Tornadoes have been forecast for the Black Sea region, a day after a storm that left more than two million people without electricity in Russia and Ukraine.

A think tank said the weather also affected Russian military operations.

The storm killed at least 14 people in Russia and Ukraine, officials said, as it toppled trees, tore down power lines and flooded coastal areas.

President Volodymyr Zelenskyy said at least five people died in the Odesa region of southern Ukraine, and that engineers were working to restore electricity to villages that have been cut off.

Russia Crimea Storm
Russian Emergency Ministry rescuers arrive to evacuate people after flooding near Evpatoria in annexed Crimea (Russian Emergency Ministry Press Service via AP)
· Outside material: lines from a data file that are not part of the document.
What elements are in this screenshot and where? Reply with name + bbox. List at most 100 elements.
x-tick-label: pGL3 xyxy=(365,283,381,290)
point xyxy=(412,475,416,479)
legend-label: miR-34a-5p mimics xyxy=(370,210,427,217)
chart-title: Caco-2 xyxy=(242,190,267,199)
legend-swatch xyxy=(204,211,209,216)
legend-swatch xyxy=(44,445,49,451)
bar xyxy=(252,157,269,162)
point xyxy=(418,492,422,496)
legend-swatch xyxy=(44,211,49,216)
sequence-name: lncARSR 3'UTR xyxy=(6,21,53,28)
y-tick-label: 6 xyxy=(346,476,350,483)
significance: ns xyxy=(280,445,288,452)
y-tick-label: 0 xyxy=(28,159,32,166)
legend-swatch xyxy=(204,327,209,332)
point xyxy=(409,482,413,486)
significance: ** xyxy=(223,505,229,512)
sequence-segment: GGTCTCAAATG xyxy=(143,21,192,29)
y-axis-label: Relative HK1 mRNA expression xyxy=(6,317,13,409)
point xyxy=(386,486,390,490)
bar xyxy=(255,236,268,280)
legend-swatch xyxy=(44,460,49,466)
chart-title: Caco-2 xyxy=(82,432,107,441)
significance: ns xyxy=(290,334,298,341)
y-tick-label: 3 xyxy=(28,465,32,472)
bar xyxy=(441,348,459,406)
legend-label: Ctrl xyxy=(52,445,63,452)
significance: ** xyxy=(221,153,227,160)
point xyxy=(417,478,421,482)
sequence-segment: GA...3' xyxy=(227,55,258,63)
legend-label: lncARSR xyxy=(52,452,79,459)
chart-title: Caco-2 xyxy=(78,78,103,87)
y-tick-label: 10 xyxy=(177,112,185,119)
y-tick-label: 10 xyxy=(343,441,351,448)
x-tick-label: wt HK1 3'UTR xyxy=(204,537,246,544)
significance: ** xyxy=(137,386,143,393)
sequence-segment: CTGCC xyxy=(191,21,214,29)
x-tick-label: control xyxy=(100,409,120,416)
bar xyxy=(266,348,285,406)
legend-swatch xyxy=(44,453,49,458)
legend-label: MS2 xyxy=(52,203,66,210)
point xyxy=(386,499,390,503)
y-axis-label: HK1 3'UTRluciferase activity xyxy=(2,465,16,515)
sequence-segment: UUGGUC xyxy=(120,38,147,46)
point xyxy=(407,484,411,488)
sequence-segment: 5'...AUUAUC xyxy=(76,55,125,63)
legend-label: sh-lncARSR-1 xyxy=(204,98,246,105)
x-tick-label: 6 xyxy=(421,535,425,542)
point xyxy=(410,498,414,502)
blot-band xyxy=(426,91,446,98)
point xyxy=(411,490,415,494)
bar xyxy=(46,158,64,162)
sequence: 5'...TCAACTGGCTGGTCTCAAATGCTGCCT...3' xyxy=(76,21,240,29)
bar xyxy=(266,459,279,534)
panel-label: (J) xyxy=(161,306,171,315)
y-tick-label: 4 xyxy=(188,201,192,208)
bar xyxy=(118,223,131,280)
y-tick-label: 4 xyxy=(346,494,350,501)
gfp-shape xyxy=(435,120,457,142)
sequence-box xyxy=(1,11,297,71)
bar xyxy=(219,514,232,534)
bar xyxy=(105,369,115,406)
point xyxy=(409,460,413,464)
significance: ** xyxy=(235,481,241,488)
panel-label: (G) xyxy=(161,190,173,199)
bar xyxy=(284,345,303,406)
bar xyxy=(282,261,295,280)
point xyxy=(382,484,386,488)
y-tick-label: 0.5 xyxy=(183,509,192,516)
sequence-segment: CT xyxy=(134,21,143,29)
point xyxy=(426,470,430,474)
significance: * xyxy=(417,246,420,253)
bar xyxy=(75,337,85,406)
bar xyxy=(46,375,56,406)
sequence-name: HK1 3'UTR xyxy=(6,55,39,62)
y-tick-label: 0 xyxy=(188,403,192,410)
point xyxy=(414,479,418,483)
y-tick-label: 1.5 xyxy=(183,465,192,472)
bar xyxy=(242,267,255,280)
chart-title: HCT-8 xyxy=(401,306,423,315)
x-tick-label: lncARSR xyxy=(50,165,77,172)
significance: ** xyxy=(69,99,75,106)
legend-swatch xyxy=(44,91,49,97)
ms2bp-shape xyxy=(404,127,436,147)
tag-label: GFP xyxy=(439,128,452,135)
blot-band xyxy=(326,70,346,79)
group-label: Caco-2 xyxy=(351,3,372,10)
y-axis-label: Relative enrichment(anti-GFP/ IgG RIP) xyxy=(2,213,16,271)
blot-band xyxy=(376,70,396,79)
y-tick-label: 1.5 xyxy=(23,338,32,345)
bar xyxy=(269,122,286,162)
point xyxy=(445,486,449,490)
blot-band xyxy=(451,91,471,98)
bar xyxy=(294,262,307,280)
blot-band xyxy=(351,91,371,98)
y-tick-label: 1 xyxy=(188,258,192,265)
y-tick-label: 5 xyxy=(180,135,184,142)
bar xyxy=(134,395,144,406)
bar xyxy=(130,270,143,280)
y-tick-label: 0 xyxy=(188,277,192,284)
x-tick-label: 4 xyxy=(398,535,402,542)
On Tuesday morning, almost 100,000 people were still without power on the Crimean Peninsula and some still had no water supply, the Russia-installed governor said, announcing that several regions were still under a state of emergency.

Crimea, which was annexed from Ukraine by Russia in 2014, is a key military and logistics hub for Russia as it pursues its war in Ukraine.

The damage caused by the storm affected “the tempo of military operations along the frontline in Ukraine” but has not stopped military activity entirely, the Institute for the Study of War (ISW) said.

The Washington-based think tank reported that the storm forced Russia to return all of its naval vessels and missile carriers to their bases, and suggested that the threat of mines drifting in the Black Sea will increase because the storm has dispersed minefields.

There were also reports that the storm damaged railways in coastal areas which could have an impact on the Russian military’s logistics capabilities in occupied Crimea and southern Ukraine, the ISW said.

Winds of 67 mph were forecast for Tuesday in Crimea, southern Russia and parts of north-western Russia, the state news agency Tass reported.

In the Vologda region, about 310 miles north east of Moscow, more than 10 days worth of snow — about 25cm (10in) — fell in one day, Tass said, citing the mayor of a small town who said road clearing took twice as long as usual.

The storm also caused the Moscow region to be blanketed with snow on Monday, piling drifts up to 25cm deep, three times heavier than normal, the Tass news agency said.

It was part of a weather system that created blizzard-like conditions in Romania, Moldova, Bulgaria and Serbia on Sunday, dumping snow and causing power outages and fatal traffic crashes.